Policies and procedures
The following safeguarding policies have been either produced or revised to keep people informed of what they are expected to do:
- Self-Neglect Policy, Procedure and Toolkit
- Quality Assurance Framework
- Safeguarding Adults Review (SAR) Procedure
- Seldom Heard Guidance
Safeguarding Adult Review (SAR)
Safeguarding Adult Reviews are a multi-agency process that considers whether serious harm experienced by an adult at risk of abuse or neglect could have been predicted or prevented. The purpose of Safeguarding Adult Reviews is set out in the statutory guidance (Section 44) within the Care Act 2014. The reviews seek to ‘promote effective learning and improvement action to prevent future deaths or serious harm occurring again.’ The aim is that lessons can be learned from the case and for those lessons to be applied to future cases to prevent similar harm re-occurring. The purpose of a Safeguarding Adult Review is not to hold any individual or organisation to account as other processes exist for that purpose.
During this period the Safeguarding Adult Review panel received five referrals of which three met the criteria for a SAR. Themes included self neglect, mental capacity and harmful use of alcohol.
We published two reports during this period, which can be found on our Safeguarding Adult Reviews page. Case one was around quality of care provided to the individual in the community and to support their discharges from hospital.

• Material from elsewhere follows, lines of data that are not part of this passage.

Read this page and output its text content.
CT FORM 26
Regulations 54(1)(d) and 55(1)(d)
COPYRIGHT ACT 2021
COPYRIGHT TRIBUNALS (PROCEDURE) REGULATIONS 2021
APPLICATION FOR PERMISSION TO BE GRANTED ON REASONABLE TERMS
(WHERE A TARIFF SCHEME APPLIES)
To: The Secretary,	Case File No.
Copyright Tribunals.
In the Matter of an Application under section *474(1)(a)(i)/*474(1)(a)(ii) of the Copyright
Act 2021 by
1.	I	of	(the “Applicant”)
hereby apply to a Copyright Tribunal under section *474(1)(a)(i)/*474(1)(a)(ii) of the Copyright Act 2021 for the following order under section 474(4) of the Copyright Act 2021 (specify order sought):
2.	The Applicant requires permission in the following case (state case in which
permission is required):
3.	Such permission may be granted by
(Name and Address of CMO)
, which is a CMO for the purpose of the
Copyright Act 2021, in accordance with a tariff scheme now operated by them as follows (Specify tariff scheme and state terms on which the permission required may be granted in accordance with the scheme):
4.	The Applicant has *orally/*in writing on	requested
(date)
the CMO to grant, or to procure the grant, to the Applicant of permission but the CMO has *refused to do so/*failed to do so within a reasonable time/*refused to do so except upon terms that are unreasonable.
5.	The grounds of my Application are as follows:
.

Case two looked at the ways in which services respond to adults experiencing hoarding, the response to potential coercive and controlling behaviour, how services work with people who are seldom heard, and how professionals work with the Mental Capacity Act and take account of executive functioning.
Review one:
Norfolk’s Safeguarding Adults Board Safeguarding Adult Review for Joanna, Jon and Ben who were three young adults who died at Cawston Park Hospital within a 27-month period between April 2018 and July 2020. It raised critical questions and learning – not just for Norfolk but nationally, about the care and protection of a group of our most vulnerable adults with learning disabilities and complex needs, placed in private hospitals.
Review two:
David (pseudonym) was at the time of the incident a 17-year-old autistic young man, who was a looked after child under a section 20 agreement. He had been known to Special Educational Needs Services (SEND) and Neuro Disability Services since he was five years old. David was also known to Mental Health Services and in 2016, was placed under a section two and subsequently a section three of the Mental Health Act. At the time of the incident on 4 August 2019, David was living in a bespoke semi-independent care placement where he received 2:1 care. On the day of the incident, David was allowed independent leave between 12pm and 4pm and he informed the care staff that he was going to a local shopping centre. That afternoon David went to a public building in central London and was involved in a serious incident on a young child. The victim sustained life changing injuries requiring hospital care. The victim was not previously known to David.